4.      Sebagian ilmuan dan pemikir Islam berpendapat bahwa Orientalisme adalah dampak dari perang salib yang merupakan fase akhir dari rentetan perang antara islam dan Kristen secara militer. Hal tersebut berangkat dari keyakinan para tentara Salib dari kaum Kristen bahwa Islam tidak akan pernah bisa dikalahkan dengan militer. Mereka kaum muslimin memiliki keyakinan hati yang sangat kuat. Mereka sangat gigih dan tidak akan pernah ciut dengan pedang dan senjata. Satu-satunya cara guna meruntuhkan dan mengalahkan islam adalah memisahkan mereka dari agama mereka yaitu dua pegangan abadi Al-Quran dan Sunnah. Dan inilah yang nantinya kemudian di kenal dengan istilah perang pemikiran(Gozwu Al-Fikr). Salah satu metode ampuh barat menghancuran islam. Sejak itulah pemuka-pemuka gereja gencar mempelajari Islam. pembelajaran mereka terhadap Islam tidak berangkat dari keimanan yang bisa memperkuat keyakinan mereka kepada ajaran Muhammad SAW. Tetapi sebaliknya guna mencari celah dalam islam yang memungkinkan melemparkan keragu-raguan dihati umat muslim.
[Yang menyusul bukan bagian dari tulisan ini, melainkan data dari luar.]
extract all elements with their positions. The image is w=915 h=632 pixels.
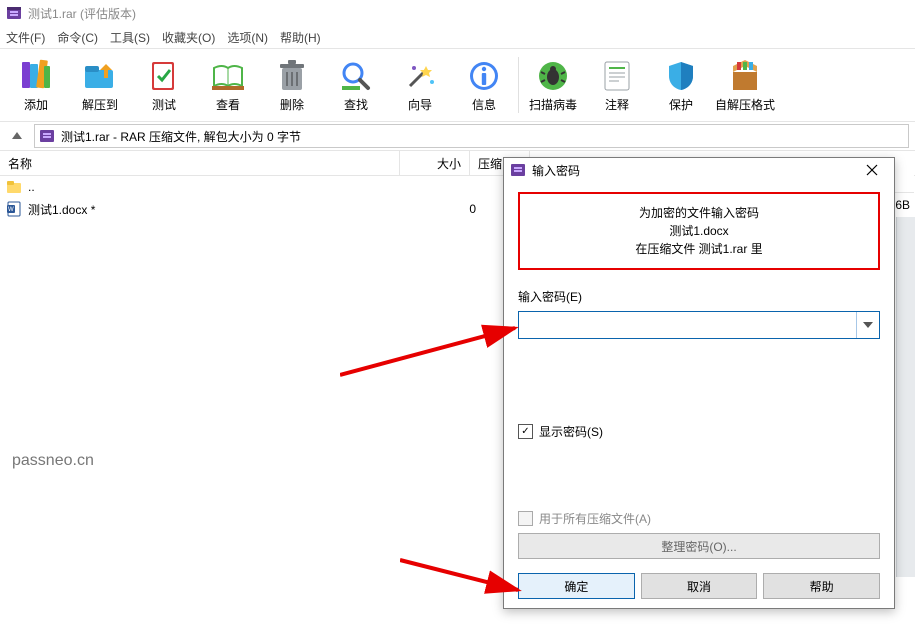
- manage-passwords-button[interactable]: 整理密码(O)...: [518, 533, 880, 559]
- show-password-row[interactable]: 显示密码(S): [518, 423, 880, 440]
- tool-extract[interactable]: 解压到: [68, 51, 132, 119]
- enter-password-label: 输入密码(E): [518, 288, 880, 305]
- close-button[interactable]: [856, 158, 888, 182]
- cell-up-name: ..: [28, 180, 406, 194]
- toolbar: 添加 解压到 测试 查看: [0, 48, 915, 122]
- password-dropdown-toggle[interactable]: [856, 312, 879, 338]
- watermark: passneo.cn: [12, 452, 94, 470]
- ok-button[interactable]: 确定: [518, 573, 635, 599]
- menu-fav[interactable]: 收藏夹(O): [162, 29, 215, 46]
- docx-icon: W: [6, 201, 22, 217]
- menu-file[interactable]: 文件(F): [6, 29, 45, 46]
- menu-tools[interactable]: 工具(S): [110, 29, 150, 46]
- trash-icon: [274, 58, 310, 94]
- archive-icon: [39, 128, 55, 144]
- col-name[interactable]: 名称: [0, 151, 400, 175]
- package-icon: [727, 58, 763, 94]
- msg-line3: 在压缩文件 测试1.rar 里: [524, 240, 874, 258]
- dialog-body: 为加密的文件输入密码 测试1.docx 在压缩文件 测试1.rar 里 输入密码…: [504, 182, 894, 565]
- show-password-label: 显示密码(S): [539, 423, 603, 440]
- tool-test-label: 测试: [152, 96, 176, 113]
- magnifier-icon: [338, 58, 374, 94]
- menu-command[interactable]: 命令(C): [57, 29, 98, 46]
- tool-protect[interactable]: 保护: [649, 51, 713, 119]
- winrar-small-icon: [510, 162, 526, 178]
- tool-scan[interactable]: 扫描病毒: [521, 51, 585, 119]
- tool-wizard[interactable]: 向导: [388, 51, 452, 119]
- note-icon: [599, 58, 635, 94]
- path-field[interactable]: 测试1.rar - RAR 压缩文件, 解包大小为 0 字节: [34, 124, 909, 148]
- col-size[interactable]: 大小: [400, 151, 470, 175]
- window-title: 测试1.rar (评估版本): [28, 5, 136, 22]
- folder-arrow-icon: [82, 58, 118, 94]
- up-button[interactable]: [6, 125, 28, 147]
- tool-wizard-label: 向导: [408, 96, 432, 113]
- tool-scan-label: 扫描病毒: [529, 96, 577, 113]
- open-book-icon: [210, 58, 246, 94]
- show-password-checkbox[interactable]: [518, 424, 533, 439]
- folder-up-icon: [6, 179, 22, 195]
- tool-info[interactable]: 信息: [452, 51, 516, 119]
- password-input[interactable]: [519, 312, 856, 338]
- use-all-row: 用于所有压缩文件(A): [518, 510, 880, 527]
- dialog-message-box: 为加密的文件输入密码 测试1.docx 在压缩文件 测试1.rar 里: [518, 192, 880, 270]
- menu-options[interactable]: 选项(N): [227, 29, 268, 46]
- scrollbar-track[interactable]: [896, 217, 915, 577]
- msg-line1: 为加密的文件输入密码: [524, 204, 874, 222]
- tool-extract-label: 解压到: [82, 96, 118, 113]
- password-dialog: 输入密码 为加密的文件输入密码 测试1.docx 在压缩文件 测试1.rar 里…: [503, 157, 895, 609]
- tool-info-label: 信息: [472, 96, 496, 113]
- help-button[interactable]: 帮助: [763, 573, 880, 599]
- dialog-title: 输入密码: [532, 162, 856, 179]
- info-icon: [466, 58, 502, 94]
- msg-line2: 测试1.docx: [524, 222, 874, 240]
- tool-delete-label: 删除: [280, 96, 304, 113]
- cancel-button[interactable]: 取消: [641, 573, 758, 599]
- magic-wand-icon: [402, 58, 438, 94]
- bug-shield-icon: [535, 58, 571, 94]
- tool-comment-label: 注释: [605, 96, 629, 113]
- use-all-label: 用于所有压缩文件(A): [539, 510, 651, 527]
- tool-sfx[interactable]: 自解压格式: [713, 51, 777, 119]
- menu-help[interactable]: 帮助(H): [280, 29, 321, 46]
- dialog-titlebar: 输入密码: [504, 158, 894, 182]
- svg-text:W: W: [8, 207, 14, 213]
- tool-comment[interactable]: 注释: [585, 51, 649, 119]
- shield-icon: [663, 58, 699, 94]
- tool-protect-label: 保护: [669, 96, 693, 113]
- tool-view-label: 查看: [216, 96, 240, 113]
- toolbar-sep: [518, 57, 519, 113]
- annotation-arrow-1: [340, 320, 530, 380]
- tool-find[interactable]: 查找: [324, 51, 388, 119]
- book-check-icon: [146, 58, 182, 94]
- path-text: 测试1.rar - RAR 压缩文件, 解包大小为 0 字节: [61, 128, 301, 145]
- tool-add[interactable]: 添加: [4, 51, 68, 119]
- tool-find-label: 查找: [344, 96, 368, 113]
- books-stack-icon: [18, 58, 54, 94]
- use-all-checkbox: [518, 511, 533, 526]
- titlebar: 测试1.rar (评估版本): [0, 0, 915, 26]
- tool-sfx-label: 自解压格式: [715, 96, 775, 113]
- menubar: 文件(F) 命令(C) 工具(S) 收藏夹(O) 选项(N) 帮助(H): [0, 26, 915, 48]
- cell-file1-size: 0: [412, 202, 476, 216]
- winrar-app-icon: [6, 5, 22, 21]
- tool-add-label: 添加: [24, 96, 48, 113]
- tool-delete[interactable]: 删除: [260, 51, 324, 119]
- password-combobox[interactable]: [518, 311, 880, 339]
- tool-view[interactable]: 查看: [196, 51, 260, 119]
- cell-file1-name: 测试1.docx *: [28, 201, 406, 218]
- dialog-buttons: 确定 取消 帮助: [504, 565, 894, 613]
- tool-test[interactable]: 测试: [132, 51, 196, 119]
- address-bar: 测试1.rar - RAR 压缩文件, 解包大小为 0 字节: [0, 122, 915, 151]
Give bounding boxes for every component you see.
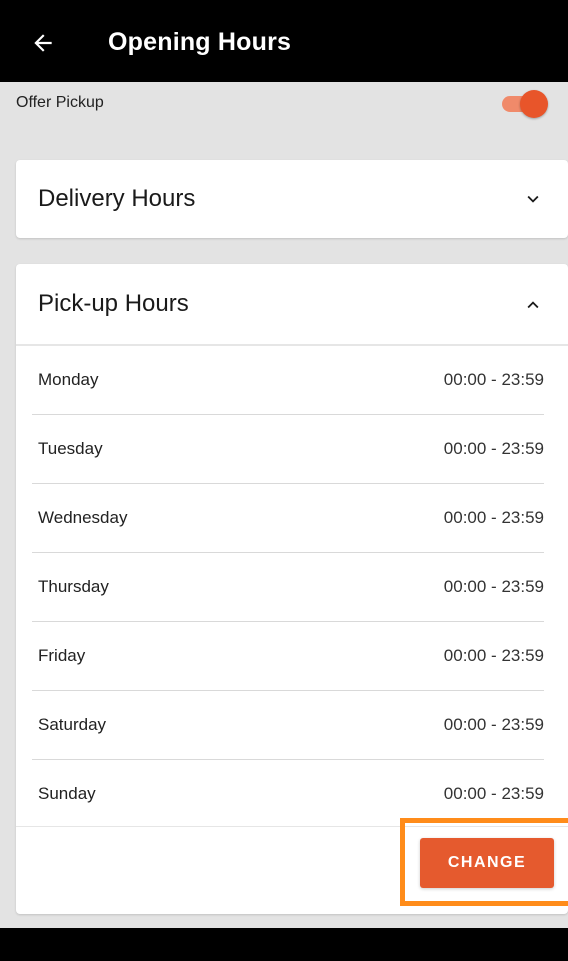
time-range: 00:00 - 23:59 <box>443 508 544 527</box>
day-label: Saturday <box>38 715 107 734</box>
app-bar: Opening Hours <box>0 0 568 82</box>
screen: Opening Hours Offer Pickup Delivery Hour… <box>0 0 568 961</box>
day-label: Sunday <box>38 784 96 803</box>
day-label: Wednesday <box>38 508 128 527</box>
hours-row-saturday: Saturday 00:00 - 23:59 <box>32 691 544 760</box>
time-range: 00:00 - 23:59 <box>443 646 544 665</box>
chevron-down-icon <box>527 195 539 203</box>
content-area: Offer Pickup Delivery Hours Pick-up Hour… <box>0 82 568 928</box>
offer-pickup-toggle[interactable] <box>500 90 550 118</box>
delivery-hours-title: Delivery Hours <box>38 185 196 212</box>
delivery-hours-card: Delivery Hours <box>16 160 568 238</box>
pickup-hours-card: Pick-up Hours Monday 00:00 - 23:59 Tuesd… <box>16 264 568 914</box>
day-label: Tuesday <box>38 439 103 458</box>
pickup-hours-list: Monday 00:00 - 23:59 Tuesday 00:00 - 23:… <box>32 346 544 829</box>
page-title: Opening Hours <box>108 28 292 56</box>
delivery-hours-header[interactable]: Delivery Hours <box>16 160 568 238</box>
time-range: 00:00 - 23:59 <box>443 784 544 803</box>
day-label: Monday <box>38 370 99 389</box>
toggle-knob <box>520 90 548 118</box>
arrow-left-icon <box>34 34 52 52</box>
day-label: Friday <box>38 646 86 665</box>
chevron-up-icon <box>527 301 539 309</box>
time-range: 00:00 - 23:59 <box>443 370 544 389</box>
hours-row-friday: Friday 00:00 - 23:59 <box>32 622 544 691</box>
hours-row-monday: Monday 00:00 - 23:59 <box>32 346 544 415</box>
offer-pickup-row: Offer Pickup <box>0 82 568 128</box>
offer-pickup-label: Offer Pickup <box>16 94 104 111</box>
pickup-hours-header[interactable]: Pick-up Hours <box>16 264 568 344</box>
change-button[interactable]: CHANGE <box>420 838 554 888</box>
hours-row-tuesday: Tuesday 00:00 - 23:59 <box>32 415 544 484</box>
back-button[interactable] <box>26 26 60 60</box>
bottom-bar <box>0 928 568 961</box>
time-range: 00:00 - 23:59 <box>443 439 544 458</box>
hours-row-thursday: Thursday 00:00 - 23:59 <box>32 553 544 622</box>
hours-row-wednesday: Wednesday 00:00 - 23:59 <box>32 484 544 553</box>
pickup-hours-title: Pick-up Hours <box>38 290 189 317</box>
time-range: 00:00 - 23:59 <box>443 715 544 734</box>
day-label: Thursday <box>38 577 109 596</box>
time-range: 00:00 - 23:59 <box>443 577 544 596</box>
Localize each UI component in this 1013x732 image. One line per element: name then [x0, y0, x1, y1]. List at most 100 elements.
5.      Ada juga beberapa ilmuan islam yang berpendapat bahwa munculnya Orientalisme sejak abad ke-18. berawal dari ofensi Napolion seorang berkebangsaan prancis kepada mesir dan negeri-negeri timur lainnya pada tahun 1213 Hijriyah atau 1798 Masehi. Kendatipun ini adalah ofensi militer, tetapi saat itu Napolion juga ditemani sejumlah ilmuan dan pakar.

C.    Muhammad Dalam Pandangan Islam
Menurut Sayyed Hussein Nasr Muhammad sebagai penyebar agama Islam dan pembawa petunjuk Tuhan adalah penafsir per-excellence dari Qur’an dan hadis serta sunnahnya, ucapan dan perbuatannya adalah sumber tradisi terpenting dalam Islam sesudah qur’an. Untuk memahami peranan Muhammad di dalam Islam, tidak cukup mempelajari sejarah hidupnya dari luar. Orang harus memandangnya dari sudut pandang Islam dan mencoba menemukan posisi yang didudukinya di dalam kesadaran beragama para muslimin. Apabila seorang muslim berbicara tentang Nabi, maka yang dimaksud adalah Muhammad, yang namanya tidak pernah disebut tanpa diikuti “Sallallahu ‘alaihi wasallam” yang berarti semoga Tuhan memberkati”.
Secara umum, apabila seorang berbicara tentang Nabi, yang dimaksud adalah Muhammad.  Sulit bagi orang non-Muslim untuk memahami peranan Nabi sebagai prototipe kehidupan religius dan spiritual, terutama bagi mereka yang mempunyai latar belakang Kristen.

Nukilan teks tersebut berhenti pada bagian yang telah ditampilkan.